The Japanese Honeysuckle is considered an 'invasive' species in the United States; regardless of its unpopularity with the horticulture crowd, each year when the honeysuckle blossoms begin to unfurl late spring, and the woods become corridors of scent & memory, nostalgia wells up inside of me, and I am grateful for this simple little gift from nature.

While the flowers continue to bloom, I find delight in each trail that has an avenue draped with white & gold vines. I breathe the cloying sweetness deep into my lungs, immediately transported to childhood games when my sister's and I would would pluck the flower at the stem and gently suck the honeyed nectar at the base of the stamen. The vanilla scent is intoxicating and wild.

Honeysuckle is used in Chinese medicine, and called jin yin hua which translates to gold silver flower. Elegantly so.

Ram Dass offers a guided visual meditation where one visualizes the universe's spiritual substance "as a golden mist that fills the air."
"With every breath, don't just breathe in air; imagine you are pulling into yourself this golden substance...Breathe in the energy of the universe, the shakti of the universe...Each time you breathe out, breathe out all of the things in you that keep you from knowing your true Self...Let the breathe be the transformation."

When I read those lines I am reminded of the honeysuckle's scent. I hope that if you find a trail blessed with lonicera japonica, you will breathe deeply of that golden silver flowered substance, and feel the shakti of the universe.



Sunday, May 18, 2014

"Here it is"

"If you fall in love 
with the road, you will forget the 
destination."
-Zen Saying
Where is your destination?

“Spiritual practice is 
searching for what has not been discarded and then 
discarding it.”
-Nisargadatta Maharaj
What needs discarding?

"Everything supports everything else
Everything is everything else
Everything is interdependent with everything else
Love, hate, fear courage holds the universe 
together
They all must be as they are for the universe to be 
as it is
A particle of dust
Interdependent
A grain of sand is as significant as “I”
-Stephen Wolinsky


Wednesday, May 7, 2014

'If earth was heaven and now was hence'



The Latin for Cicada
By C.I.M. Jones

If only I spoke a dead language,
poetry for instance:
The wind - leaf against leaf,
a sound you'd hear bobbing in a pool
of furious pencils. Something like the song
of the cicadas, who, were it not for the singing,
would write such meticulous records: how to find 
a lifelong mate, keep a perfect exoskeleton,
prepare a succulent meal for digestion.
Once in a while, some well-meaning cicada
might say: Don't you see? All this singing we do
means nothing. But lying in the dried summer grass 
they chirr, Our song is the thing.
Sometimes in a field of a splinter of wood
takes flame (flammula in Latin) -
poetic only when the music stops.


Running headlong into another season - the longest for our region, summer.
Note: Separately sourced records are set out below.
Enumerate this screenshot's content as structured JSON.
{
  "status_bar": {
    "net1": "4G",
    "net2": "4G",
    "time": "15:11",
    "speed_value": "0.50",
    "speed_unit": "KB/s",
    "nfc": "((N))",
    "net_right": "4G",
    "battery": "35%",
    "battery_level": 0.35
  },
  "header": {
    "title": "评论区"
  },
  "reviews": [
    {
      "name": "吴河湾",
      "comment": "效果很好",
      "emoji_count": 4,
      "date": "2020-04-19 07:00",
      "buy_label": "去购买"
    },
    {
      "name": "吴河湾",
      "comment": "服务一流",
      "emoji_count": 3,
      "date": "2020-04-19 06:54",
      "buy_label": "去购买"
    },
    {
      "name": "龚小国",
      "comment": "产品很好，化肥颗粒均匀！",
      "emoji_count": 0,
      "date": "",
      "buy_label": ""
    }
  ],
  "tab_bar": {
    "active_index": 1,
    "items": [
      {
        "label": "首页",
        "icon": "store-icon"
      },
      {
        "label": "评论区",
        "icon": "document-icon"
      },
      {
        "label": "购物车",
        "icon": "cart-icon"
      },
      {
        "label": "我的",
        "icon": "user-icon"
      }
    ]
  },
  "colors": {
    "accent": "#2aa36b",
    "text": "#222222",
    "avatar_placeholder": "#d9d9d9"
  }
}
The heat & humidity takes acclimation & caution; demands you slow down, take your pace a little slower, your long runs a little shorter.
Trails are a favorite of mine - the asphalt is unforgiving in the heat, and when I head for the woods where a green canopy overhead blocks the sun's intensity, I escape into a lush dense world busy with the lives of many living things. There's the racket in my ears of frogs & cicadas, and bluejays & catbirds. There's the dense sweetness of honeysuckle on the vine - a memory that hits me every summer with nostalgia that's sad & happy. There's the wisteria's choking floral scent, the growth of weeds, and ivy - 'leaves of three leave it be' - trails once empty & bare in winter, now closed & intimate. Behind every branch decked in flecks of green, there's a home for something that moves or crawls. I swallow gnats, swat away blowflies, dodge spider webs, and don't dare step into the brush - the forest has come alive.
According to the herpetologist, it's breeding season for copperheads.
Today, I met a copperhead in no hurry at all; his diamond shaped head, and distinctive pattern warned me, reminded me to stay off the trails too dense to see where my feet are landing.




Be safe, tread softly, and relish the cicadas ancient song.